The equality these soldiers had found in death was, for Gittelsohn, at the heart of the war’s meaning. ”Whoever of us lifts his hand in hate against a brother, or thinks himself superior to those who happen to be in the minority, makes of this ceremony, and of the bloody sacrifice it commemorates, an empty, hollow mockery. Thus, then, do we, the living, now dedicate ourselves to the right of Protestants, Catholics, and Jews, of white men and Negroes alike, to enjoy the democracy for which all of them have paid the price.”

There was an irony in the equality Gittelsohn found among the fallen soldiers. The military forces that fought in Iwo Jima were racially segregated. Yet this did not dampen Gittelsohn’s passionate argument that out of the carnage of Iwo Jima came a commitment and an obligation to give democracy meaning across the divisions of race, religion, and class. ”Too much blood has gone into this soil for us to let it lie barren. Too much pain and heartache have fertilized the earth on which we stand. We here solemnly swear: it shall not be in vain.” And here he ended with the line quoted by our president: ”Out of this will come, we promise, the birth of a new freedom for the sons of men everywhere.”

And so the new freedom promised was a freedom that started within. It was a lesson learned by many during the war — the idea that the nation could not save the world for democracy if it did not begin by saving itself. Wendell Willkie put it this way: ”Our very proclamations of what we are fighting for have rendered our own inequities self-evident. When we talk of freedom and opportunity for all nations, the mocking paradoxes in our own society become so clear they can no longer be ignored.”

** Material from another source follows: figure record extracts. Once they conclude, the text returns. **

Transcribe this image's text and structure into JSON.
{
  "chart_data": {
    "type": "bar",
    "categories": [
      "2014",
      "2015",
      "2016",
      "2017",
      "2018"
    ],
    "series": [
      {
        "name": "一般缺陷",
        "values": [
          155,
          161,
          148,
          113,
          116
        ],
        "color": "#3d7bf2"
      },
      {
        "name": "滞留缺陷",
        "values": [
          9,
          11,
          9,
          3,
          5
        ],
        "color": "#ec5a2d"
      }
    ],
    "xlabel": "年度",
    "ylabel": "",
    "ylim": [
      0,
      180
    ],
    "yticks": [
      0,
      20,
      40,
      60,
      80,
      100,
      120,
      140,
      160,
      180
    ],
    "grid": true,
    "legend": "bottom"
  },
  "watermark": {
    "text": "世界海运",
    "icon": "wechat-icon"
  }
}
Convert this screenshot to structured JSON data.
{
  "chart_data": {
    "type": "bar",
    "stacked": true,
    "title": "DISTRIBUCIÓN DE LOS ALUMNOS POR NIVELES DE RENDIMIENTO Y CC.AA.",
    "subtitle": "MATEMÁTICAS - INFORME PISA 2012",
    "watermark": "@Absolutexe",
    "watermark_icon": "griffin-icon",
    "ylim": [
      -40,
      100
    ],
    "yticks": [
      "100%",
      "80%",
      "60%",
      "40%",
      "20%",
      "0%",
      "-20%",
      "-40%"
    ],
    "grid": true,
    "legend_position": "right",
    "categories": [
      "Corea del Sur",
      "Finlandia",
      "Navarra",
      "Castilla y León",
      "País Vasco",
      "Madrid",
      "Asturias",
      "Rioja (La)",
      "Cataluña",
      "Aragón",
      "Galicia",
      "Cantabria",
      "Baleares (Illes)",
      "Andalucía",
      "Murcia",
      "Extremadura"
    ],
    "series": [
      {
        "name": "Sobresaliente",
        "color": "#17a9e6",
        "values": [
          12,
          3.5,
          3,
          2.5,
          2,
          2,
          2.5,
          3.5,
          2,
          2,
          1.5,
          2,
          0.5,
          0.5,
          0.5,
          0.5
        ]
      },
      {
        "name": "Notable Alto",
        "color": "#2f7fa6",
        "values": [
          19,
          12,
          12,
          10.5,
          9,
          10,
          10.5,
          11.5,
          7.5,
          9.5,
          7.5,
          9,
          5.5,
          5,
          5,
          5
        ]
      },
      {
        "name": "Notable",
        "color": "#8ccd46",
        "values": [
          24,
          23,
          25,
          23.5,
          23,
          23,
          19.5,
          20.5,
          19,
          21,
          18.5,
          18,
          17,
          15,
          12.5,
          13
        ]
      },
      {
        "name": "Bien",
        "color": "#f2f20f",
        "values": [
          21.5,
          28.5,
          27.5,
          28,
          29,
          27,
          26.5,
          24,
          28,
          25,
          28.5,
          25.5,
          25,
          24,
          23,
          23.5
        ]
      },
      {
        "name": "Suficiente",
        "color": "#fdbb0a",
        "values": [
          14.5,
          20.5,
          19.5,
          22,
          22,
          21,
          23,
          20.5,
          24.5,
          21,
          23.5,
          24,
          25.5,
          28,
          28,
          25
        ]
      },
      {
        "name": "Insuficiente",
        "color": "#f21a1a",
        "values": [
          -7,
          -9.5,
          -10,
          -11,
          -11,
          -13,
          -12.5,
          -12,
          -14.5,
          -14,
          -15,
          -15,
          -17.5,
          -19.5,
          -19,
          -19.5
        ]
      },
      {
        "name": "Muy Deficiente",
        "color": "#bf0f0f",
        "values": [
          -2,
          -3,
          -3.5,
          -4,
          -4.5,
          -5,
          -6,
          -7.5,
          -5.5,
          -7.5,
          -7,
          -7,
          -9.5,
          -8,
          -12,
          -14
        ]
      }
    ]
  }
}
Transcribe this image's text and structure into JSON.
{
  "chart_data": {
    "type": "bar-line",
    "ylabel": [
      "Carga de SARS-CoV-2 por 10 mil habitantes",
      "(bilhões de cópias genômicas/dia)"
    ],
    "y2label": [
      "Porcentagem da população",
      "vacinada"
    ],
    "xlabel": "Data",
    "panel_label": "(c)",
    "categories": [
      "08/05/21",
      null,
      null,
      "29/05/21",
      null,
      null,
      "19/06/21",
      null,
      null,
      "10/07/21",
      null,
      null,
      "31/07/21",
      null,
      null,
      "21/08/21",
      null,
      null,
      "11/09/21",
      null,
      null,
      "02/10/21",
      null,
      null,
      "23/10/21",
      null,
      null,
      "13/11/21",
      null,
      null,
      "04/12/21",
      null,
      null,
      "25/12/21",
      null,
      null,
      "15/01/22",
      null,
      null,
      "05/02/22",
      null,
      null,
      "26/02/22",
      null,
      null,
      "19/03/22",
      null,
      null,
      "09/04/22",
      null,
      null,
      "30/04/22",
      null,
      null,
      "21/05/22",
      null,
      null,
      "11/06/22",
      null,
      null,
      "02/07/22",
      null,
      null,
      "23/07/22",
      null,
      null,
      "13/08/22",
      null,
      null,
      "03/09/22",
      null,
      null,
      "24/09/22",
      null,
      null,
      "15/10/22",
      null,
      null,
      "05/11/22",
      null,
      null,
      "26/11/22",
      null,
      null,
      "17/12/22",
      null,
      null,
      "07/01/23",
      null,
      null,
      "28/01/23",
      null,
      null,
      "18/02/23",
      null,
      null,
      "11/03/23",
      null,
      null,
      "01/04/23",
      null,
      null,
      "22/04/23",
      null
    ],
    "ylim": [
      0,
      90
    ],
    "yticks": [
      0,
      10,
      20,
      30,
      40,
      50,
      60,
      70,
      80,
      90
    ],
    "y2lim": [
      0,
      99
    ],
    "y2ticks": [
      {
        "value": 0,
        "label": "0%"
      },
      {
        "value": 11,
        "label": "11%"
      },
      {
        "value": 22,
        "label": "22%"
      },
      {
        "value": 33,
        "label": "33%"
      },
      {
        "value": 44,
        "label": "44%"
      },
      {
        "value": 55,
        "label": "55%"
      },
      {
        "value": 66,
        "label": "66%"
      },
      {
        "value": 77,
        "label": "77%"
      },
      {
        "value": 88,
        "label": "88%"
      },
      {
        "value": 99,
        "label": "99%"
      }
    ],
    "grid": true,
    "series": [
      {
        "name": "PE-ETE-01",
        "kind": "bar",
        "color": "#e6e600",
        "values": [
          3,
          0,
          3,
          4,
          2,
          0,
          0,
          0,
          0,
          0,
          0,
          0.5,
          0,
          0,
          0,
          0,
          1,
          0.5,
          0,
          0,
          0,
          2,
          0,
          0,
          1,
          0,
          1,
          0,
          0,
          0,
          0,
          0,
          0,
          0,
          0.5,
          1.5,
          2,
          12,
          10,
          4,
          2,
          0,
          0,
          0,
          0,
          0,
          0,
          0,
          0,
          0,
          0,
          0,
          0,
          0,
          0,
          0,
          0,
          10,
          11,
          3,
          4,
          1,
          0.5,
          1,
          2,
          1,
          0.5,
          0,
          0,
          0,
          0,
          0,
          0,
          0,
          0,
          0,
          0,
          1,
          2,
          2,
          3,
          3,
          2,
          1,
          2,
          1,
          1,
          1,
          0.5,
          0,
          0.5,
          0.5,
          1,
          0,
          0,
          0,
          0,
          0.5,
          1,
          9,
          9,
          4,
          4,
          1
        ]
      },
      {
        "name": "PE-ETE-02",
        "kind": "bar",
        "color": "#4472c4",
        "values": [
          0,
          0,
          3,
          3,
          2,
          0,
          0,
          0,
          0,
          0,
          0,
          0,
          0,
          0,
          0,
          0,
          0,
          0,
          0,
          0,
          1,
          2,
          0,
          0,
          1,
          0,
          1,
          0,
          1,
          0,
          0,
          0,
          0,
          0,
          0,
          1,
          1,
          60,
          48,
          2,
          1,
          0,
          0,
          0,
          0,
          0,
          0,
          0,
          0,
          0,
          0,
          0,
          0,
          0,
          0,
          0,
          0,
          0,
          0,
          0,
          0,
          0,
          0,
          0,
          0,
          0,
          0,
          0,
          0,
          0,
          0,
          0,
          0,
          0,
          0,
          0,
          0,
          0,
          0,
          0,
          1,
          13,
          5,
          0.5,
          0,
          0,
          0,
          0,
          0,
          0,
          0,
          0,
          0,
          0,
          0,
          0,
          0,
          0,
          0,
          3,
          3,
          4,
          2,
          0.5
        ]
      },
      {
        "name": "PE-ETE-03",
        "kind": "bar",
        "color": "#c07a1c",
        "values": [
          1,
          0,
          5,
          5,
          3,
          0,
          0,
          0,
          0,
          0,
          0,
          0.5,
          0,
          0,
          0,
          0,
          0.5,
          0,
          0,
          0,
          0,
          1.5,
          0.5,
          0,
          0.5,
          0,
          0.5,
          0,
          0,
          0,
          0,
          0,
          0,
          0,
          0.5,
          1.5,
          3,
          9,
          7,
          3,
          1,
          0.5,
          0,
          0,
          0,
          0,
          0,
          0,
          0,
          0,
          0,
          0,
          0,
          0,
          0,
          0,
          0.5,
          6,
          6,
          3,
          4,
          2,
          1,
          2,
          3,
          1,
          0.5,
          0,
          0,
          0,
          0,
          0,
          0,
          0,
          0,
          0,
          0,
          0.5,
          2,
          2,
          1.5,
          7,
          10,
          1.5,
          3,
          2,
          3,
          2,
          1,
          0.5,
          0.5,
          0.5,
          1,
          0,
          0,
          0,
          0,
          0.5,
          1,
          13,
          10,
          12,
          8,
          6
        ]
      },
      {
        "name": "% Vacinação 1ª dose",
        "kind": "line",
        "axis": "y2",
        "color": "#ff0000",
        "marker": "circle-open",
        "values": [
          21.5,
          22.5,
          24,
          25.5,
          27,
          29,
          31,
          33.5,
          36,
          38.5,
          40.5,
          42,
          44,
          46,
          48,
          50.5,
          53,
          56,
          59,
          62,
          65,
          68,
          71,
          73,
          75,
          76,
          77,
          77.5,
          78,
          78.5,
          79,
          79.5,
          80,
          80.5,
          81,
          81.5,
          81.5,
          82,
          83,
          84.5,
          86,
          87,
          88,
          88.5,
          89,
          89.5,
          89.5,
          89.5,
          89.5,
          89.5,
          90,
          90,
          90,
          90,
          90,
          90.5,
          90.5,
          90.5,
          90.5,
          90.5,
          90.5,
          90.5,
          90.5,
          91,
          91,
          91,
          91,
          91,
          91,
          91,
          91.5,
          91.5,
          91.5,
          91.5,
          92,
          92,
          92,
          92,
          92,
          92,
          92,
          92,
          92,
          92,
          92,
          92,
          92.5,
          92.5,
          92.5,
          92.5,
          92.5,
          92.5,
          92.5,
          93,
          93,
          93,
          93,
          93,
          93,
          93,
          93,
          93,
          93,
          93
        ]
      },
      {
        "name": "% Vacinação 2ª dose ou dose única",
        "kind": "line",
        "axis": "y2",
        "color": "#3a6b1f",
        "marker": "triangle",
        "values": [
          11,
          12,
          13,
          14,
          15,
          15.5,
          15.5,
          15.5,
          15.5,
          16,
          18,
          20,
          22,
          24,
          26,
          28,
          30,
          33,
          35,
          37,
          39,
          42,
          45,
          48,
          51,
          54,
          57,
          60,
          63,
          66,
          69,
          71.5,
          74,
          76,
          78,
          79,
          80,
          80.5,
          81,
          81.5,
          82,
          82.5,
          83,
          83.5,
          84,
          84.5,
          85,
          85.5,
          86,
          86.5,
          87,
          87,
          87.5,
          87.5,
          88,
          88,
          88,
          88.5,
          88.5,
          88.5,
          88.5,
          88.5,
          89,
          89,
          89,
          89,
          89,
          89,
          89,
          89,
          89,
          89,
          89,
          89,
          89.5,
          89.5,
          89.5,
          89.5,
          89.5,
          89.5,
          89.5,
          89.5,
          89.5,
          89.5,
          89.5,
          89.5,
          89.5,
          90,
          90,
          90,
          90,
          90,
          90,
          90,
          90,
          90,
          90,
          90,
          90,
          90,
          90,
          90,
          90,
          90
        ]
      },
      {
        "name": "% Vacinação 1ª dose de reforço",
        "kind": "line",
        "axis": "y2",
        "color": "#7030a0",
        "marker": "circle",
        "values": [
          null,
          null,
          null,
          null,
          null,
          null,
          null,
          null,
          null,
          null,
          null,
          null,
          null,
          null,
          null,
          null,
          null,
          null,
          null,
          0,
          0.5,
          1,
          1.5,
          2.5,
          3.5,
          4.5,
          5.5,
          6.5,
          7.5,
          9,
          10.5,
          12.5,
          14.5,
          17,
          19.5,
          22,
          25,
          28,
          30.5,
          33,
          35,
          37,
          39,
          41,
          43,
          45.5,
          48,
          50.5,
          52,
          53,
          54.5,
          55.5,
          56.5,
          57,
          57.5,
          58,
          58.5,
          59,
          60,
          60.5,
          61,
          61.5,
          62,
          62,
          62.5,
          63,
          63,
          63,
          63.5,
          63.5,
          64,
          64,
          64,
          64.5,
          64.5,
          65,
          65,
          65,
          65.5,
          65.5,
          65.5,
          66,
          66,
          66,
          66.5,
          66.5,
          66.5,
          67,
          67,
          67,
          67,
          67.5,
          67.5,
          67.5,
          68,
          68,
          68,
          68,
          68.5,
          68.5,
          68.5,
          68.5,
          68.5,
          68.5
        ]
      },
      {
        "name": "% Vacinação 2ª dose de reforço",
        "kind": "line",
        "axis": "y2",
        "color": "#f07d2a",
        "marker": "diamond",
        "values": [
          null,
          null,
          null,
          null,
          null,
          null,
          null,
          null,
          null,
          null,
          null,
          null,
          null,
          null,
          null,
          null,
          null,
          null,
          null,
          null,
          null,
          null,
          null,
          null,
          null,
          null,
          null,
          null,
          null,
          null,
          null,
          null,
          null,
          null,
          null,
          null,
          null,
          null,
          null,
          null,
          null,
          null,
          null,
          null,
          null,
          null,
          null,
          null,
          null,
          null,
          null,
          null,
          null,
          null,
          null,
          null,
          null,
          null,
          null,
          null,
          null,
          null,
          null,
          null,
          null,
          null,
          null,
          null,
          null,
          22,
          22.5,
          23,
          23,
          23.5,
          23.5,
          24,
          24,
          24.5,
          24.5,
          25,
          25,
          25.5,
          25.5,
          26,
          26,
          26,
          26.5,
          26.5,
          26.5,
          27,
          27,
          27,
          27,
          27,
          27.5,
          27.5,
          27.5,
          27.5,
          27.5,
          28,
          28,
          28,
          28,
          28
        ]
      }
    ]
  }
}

The president may well hope to bring American-style rights someday to the bombed-out streets of Baghdad, but as waters remain in American neighborhoods, flooding the homes of those who lacked the means to flee Katrina’s fury, a better start might be with the unfulfilled and seemingly forgotten hopes of the World War II generation. While a crisis like Katrina spares no one in its path, heavy burdens always fall on those who have the least. Americans don’t like to think about economic classes, but in natural disasters class can be tied to survival itself. And as rebuilding moves forward, many families in the Gulf Coast may find a fragile middle-class status more difficult than ever to maintain.

There is immediate suffering in Katrina’s wake, but the hurricane has swept over a structure of American inequality, exposing it for a moment. The question for us all is whether we shall take the opportunity to see it.

Mary L. Dudziak is a professor at the University of Southern California Law School and a visiting professor at Harvard Law School.